Malheureusement, le rapatriement ne fait pas partie de l’ordre du jour des organisations traditionnelles de la diaspora. Le facteur temps est très important en raison des défis existentiels auxquels le peuple arménien est confronté en Arménie et à travers le monde. Depuis des années, nos communautés principales souffrent des crises politiques, économiques, financières et sécuritaires qui frappent les pays où elles sont installées et nous constatons qu’au lieu de mener une politique proactive, l’État arménien et les structures traditionnelles de la diaspora restent plutôt passifs, ce qui est très préoccupant pour nous. L’émigration des populations chrétiennes depuis les pays du Proche-Orient continue à un rythme accéléré et nos communautés ont déjà perdu un nombre important de leurs membres. Dans ces pays nous avons eu des communautés fortes sur le plan institutionnel et faute de pouvoir empêcher l’émigration, les organisations traditionnelles essayent de sauvegarder les institutions, les églises, les écoles, les clubs, etc. Ainsi l’on déplace l’accent mis jusqu’à maintenant sur la préservation de l’arménité vers la préservation des institutions. Il est vrai que le gouvernement arménien a des problèmes avec certains partis politiques mais il devrait y avoir un consensus sur des questions existentielles ou liées à la sécurité nationale.

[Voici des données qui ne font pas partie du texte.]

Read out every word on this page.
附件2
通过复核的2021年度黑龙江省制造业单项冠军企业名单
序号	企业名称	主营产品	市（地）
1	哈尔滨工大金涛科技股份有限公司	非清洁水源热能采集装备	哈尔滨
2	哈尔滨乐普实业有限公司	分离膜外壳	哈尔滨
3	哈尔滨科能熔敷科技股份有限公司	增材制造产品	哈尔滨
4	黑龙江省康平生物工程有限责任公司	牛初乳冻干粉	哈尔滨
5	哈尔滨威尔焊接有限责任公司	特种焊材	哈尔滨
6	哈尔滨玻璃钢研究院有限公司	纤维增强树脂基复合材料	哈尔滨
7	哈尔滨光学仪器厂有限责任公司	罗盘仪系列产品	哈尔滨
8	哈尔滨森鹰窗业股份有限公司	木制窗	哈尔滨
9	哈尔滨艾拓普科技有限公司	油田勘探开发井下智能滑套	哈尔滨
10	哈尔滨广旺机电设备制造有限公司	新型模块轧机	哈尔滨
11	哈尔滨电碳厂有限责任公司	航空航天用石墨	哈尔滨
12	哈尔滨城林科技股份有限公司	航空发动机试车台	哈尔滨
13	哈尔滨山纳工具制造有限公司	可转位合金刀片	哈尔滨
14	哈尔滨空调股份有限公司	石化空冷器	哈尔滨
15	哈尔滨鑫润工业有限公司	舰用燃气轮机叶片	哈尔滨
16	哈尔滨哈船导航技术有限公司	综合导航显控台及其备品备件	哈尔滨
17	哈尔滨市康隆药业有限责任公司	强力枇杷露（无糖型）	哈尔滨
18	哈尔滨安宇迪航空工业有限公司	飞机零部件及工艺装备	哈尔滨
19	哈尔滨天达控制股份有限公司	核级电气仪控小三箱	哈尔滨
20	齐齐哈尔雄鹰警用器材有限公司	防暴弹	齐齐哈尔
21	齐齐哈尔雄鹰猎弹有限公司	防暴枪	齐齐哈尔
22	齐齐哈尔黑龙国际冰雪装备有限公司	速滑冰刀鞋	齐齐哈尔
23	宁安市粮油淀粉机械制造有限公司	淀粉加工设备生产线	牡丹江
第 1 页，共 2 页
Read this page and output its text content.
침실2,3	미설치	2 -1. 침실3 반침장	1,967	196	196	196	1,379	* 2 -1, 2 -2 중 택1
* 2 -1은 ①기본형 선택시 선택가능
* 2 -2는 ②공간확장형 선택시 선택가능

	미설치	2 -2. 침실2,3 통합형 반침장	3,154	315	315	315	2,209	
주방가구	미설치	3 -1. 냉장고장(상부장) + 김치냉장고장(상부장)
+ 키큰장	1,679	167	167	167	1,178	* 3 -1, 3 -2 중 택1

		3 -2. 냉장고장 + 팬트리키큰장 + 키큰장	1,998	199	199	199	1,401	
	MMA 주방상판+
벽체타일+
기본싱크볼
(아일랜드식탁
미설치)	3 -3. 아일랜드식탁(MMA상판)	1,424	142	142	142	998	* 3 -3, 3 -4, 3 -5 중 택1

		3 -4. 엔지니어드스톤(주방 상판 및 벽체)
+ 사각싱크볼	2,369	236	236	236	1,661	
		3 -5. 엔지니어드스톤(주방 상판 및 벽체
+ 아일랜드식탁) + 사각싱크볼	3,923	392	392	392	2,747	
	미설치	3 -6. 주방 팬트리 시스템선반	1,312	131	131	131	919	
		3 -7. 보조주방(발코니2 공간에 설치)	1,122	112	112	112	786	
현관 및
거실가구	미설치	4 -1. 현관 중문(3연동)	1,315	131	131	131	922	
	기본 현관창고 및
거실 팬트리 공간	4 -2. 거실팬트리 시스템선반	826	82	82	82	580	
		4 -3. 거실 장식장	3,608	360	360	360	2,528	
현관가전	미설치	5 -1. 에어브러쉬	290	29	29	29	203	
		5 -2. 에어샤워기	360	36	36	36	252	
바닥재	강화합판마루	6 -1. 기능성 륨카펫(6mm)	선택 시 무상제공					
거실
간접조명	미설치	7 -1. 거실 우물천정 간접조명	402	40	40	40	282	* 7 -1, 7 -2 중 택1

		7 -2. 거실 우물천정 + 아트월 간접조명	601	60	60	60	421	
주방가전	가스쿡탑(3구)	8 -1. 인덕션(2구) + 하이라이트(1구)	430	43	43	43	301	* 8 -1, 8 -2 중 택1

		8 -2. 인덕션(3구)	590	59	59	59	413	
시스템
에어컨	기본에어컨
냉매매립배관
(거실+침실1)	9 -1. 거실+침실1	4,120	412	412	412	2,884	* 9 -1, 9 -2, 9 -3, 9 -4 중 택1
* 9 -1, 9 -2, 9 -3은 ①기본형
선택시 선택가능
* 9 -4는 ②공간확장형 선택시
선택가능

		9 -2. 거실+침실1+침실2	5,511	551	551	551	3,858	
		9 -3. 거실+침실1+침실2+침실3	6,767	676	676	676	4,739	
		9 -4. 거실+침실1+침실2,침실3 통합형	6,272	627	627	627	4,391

A votre avis, comment la diaspora pourrait-elle contribuer au rapatriement réussi en Arménie des Arméniens de la diaspora qui décident de quitter leur pays d’accueil?

L’Arménie a des ressources limitées et ne peut pas se charger seule de cette mission. A mon avis, la diaspora devrait y participer très activement sur les plans financier et organisationnel. Prenons l’exemple de l’État d’Israël qui accueille des milliers d’immigrants chaque année. C’est grâce à l’aide financière de la diaspora juive que des places de travail sont créés dans le pays et des mesures d’intégration sont mises en place pour les nouveaux arrivants. Cela contribue à créer de nouvelles opportunités économiques et à développer de nouveaux secteurs professionnels. De la même manière, en partageant le poids financier du rapatriement, la diaspora arménienne contribuera au développement de l’Arménie du fait que les fonds alloués seront injectés dans l’économie du pays. Mais pour cela, l’État arménien devrait avoir une structure institutionnelle qui favorise le rapatriement et un cadre autour duquel le concept sera élaboré et des projets seront crées. Il est important que la diaspora participe à la gestion de ces projets et ne se contente pas d’accorder des fonds. C’est seulement après qu’on pourra travailler sur un rapatriement à plus grande échelle.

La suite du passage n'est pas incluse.